The attempted solution was as follows.

$$x^3 + \frac{1}{4}x = \frac{1}{2}$$

$$\therefore \quad x(x^2 + \frac{1}{4}) = \frac{1}{2}$$

$$\therefore \quad x = \frac{1}{2}$$

or

$$x^2 + \frac{1}{4} = \frac{1}{2}$$

i.e.

$$x^2 = -\frac{1}{4} \quad \text{no solution}$$

$$\therefore \quad \text{only real root is } x = \frac{1}{2}$$

\begin{enumerate}[label=(\alph*)]
\item Explain clearly the error in the above attempt.
[2]

\item Give a correct proof that $x = \frac{1}{2}$ is the only real root of $x^3 + \frac{1}{4}x - \frac{1}{2} = 0$.
[3]
\end{enumerate}

The equation
$$x^3 + \beta x - \alpha = 0 \quad \text{(I)}$$
where $\alpha$, $\beta$ are real, $\alpha \neq 0$, has a real root at $x = \alpha$.

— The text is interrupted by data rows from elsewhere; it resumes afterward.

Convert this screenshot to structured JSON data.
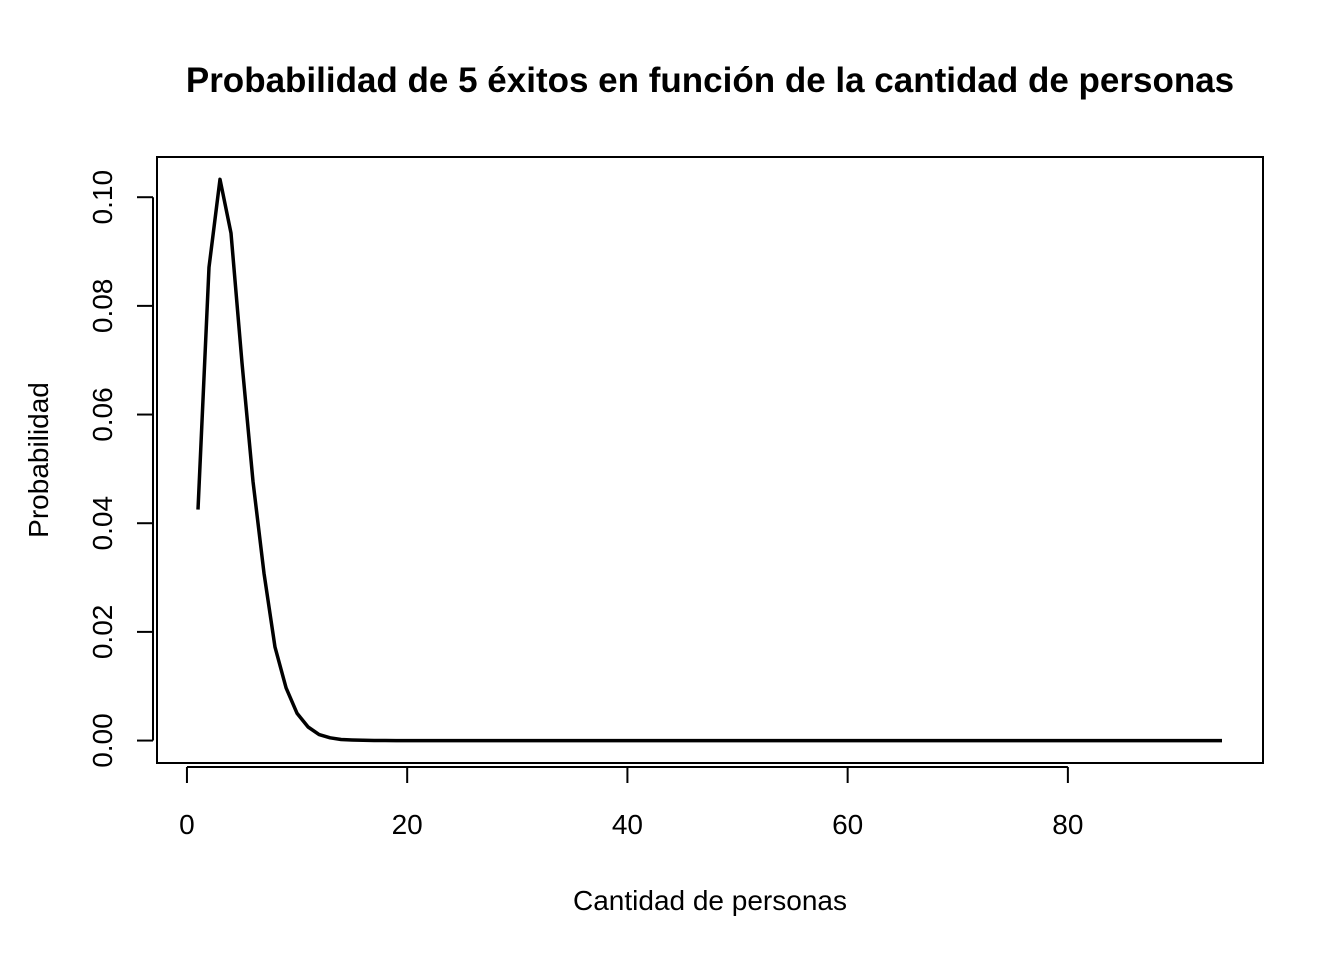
{
  "chart_data": {
    "type": "line",
    "title": "Probabilidad de 5 éxitos en función de la cantidad de personas",
    "xlabel": "Cantidad de personas",
    "ylabel": "Probabilidad",
    "xlim": [
      -2.72,
      97.72
    ],
    "ylim": [
      -0.00413,
      0.1074
    ],
    "x_ticks": [
      0,
      20,
      40,
      60,
      80
    ],
    "x_tick_labels": [
      "0",
      "20",
      "40",
      "60",
      "80"
    ],
    "y_ticks": [
      0.0,
      0.02,
      0.04,
      0.06,
      0.08,
      0.1
    ],
    "y_tick_labels": [
      "0.00",
      "0.02",
      "0.04",
      "0.06",
      "0.08",
      "0.10"
    ],
    "grid": false,
    "legend": "none",
    "colors": {
      "line": "#000000",
      "axes": "#000000",
      "background": "#ffffff"
    },
    "series": [
      {
        "x": [
          1,
          2,
          3,
          4,
          5,
          6,
          7,
          8,
          9,
          10,
          11,
          12,
          13,
          14,
          15,
          16,
          17,
          18,
          19,
          20,
          94
        ],
        "values": [
          0.0425,
          0.0871,
          0.1033,
          0.0934,
          0.0695,
          0.0477,
          0.0308,
          0.0172,
          0.0097,
          0.005,
          0.0025,
          0.0011,
          0.0005,
          0.0002,
          0.0001,
          5e-05,
          2e-05,
          1e-05,
          0.0,
          0.0,
          0.0
        ]
      }
    ]
  }
}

\begin{enumerate}[label=(\alph*)]
\setcounter{enumi}{2}
\item Find and simplify an expression for $\beta$ in terms of $\alpha$ and prove that $\alpha$ is the only real root provided $|\alpha| < 2$.
[6]
\end{enumerate}

An examiner chooses a positive number $\alpha$ so that $\alpha$ is the only real root of equation (I) but the incorrect method used by the student produces 3 distinct real "roots".

\begin{enumerate}[label=(\alph*)]
\setcounter{enumi}{3}
\item Find the range of possible values for $\alpha$.
[7]
\end{enumerate}

\hfill \mbox{\textit{Edexcel AEA 2002 Q7 [18]}}